Flugblatt oder Papierflieger?
In Rechtsfragen ist Ernsthaftigkeit geboten. Und der Respekt vor der Justiz verlangt es, den Richtern das letzte Wort zu lassen. Das gilt auch für einen der kuriosesten Prozesse des Jahres vor dem Nürnberger Amtsgericht, bei dem die Versammlungsleiterin einer Demonstration sich wegen eines Verstoßes gegen das Versammlungsrecht verantworten muss, weil entgegen der ausdrücklichen Weisung der Polizei Gegenstände über den Zaun des Bundesamtes für Migration und Flüchtlinge geworfen wurden – genauer: rund 100 Papierflieger.

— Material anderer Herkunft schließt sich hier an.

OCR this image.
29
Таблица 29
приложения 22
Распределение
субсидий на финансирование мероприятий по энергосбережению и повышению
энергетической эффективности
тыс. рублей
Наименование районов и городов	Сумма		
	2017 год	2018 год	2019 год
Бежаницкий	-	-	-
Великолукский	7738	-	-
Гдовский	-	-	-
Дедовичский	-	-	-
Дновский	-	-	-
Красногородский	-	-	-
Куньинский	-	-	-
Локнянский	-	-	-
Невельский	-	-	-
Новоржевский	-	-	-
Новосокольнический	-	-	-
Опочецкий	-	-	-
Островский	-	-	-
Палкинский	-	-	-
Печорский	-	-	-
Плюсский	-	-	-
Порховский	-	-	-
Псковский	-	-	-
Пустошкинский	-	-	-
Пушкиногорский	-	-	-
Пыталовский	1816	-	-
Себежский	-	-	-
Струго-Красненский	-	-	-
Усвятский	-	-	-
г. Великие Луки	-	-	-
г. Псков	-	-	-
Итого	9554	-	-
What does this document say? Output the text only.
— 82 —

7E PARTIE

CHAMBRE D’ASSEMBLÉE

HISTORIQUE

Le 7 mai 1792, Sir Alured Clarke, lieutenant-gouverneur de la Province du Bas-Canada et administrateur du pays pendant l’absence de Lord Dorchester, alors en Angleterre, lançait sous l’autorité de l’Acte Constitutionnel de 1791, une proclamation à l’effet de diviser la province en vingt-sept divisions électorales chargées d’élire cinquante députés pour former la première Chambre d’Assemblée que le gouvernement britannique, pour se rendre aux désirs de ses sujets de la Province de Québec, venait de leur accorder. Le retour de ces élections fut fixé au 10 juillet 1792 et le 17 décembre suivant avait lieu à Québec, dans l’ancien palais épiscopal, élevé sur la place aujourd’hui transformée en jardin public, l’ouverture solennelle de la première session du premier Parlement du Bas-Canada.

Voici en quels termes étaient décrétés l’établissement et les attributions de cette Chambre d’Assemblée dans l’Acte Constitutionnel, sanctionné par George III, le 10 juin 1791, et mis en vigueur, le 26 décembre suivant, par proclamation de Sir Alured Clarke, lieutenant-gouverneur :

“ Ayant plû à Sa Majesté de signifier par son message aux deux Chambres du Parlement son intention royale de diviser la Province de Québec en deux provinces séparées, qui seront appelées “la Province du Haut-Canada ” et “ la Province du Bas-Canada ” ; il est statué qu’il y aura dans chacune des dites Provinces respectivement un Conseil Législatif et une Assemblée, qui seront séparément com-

Eine spannende Frage in dieser Sache ist, wie es überhaupt zu dem Prozess kam. Dafür gibt es ausweislich einer ausführlichen Pressemitteilung des Gerichts zwei Hauptverantwortliche. Erstens: die Staatsanwaltschaft, die zwar eine Einstellung des Verfahrens für angemessen hielt, aber auf einer Geldbuße beharrte. Zweitens: die Beschuldigte, die irgendwie nicht einsehen mag, worin die Straftat bestehen soll, die ihr zur Last gelegt wird, und deshalb Einspruch einlegte. Fast entschuldigend teilt das Gericht mit: „Aufgrund dieses Einspruchs muss der Fall zwingend verhandelt werden.“
Im Zentrum des Prozesses wird die Frage stehen, ob ein zu einem Papierflieger gefaltetes Blatt mit politischen Parolen ein verbotener Gegenstand im Sinne des Versammlungsrechts oder eben ein Flugblatt (!) ist, was ja zu einer Demo irgendwie dazugehört. Wenn die streitenden Parteien weiterhin genug Eigensinn aufbringen, könnte die Sache bis zum Bundesgerichtshof gehen, der dann zweifellos mit aller gebotenen Ernsthaftigkeit entscheiden wird.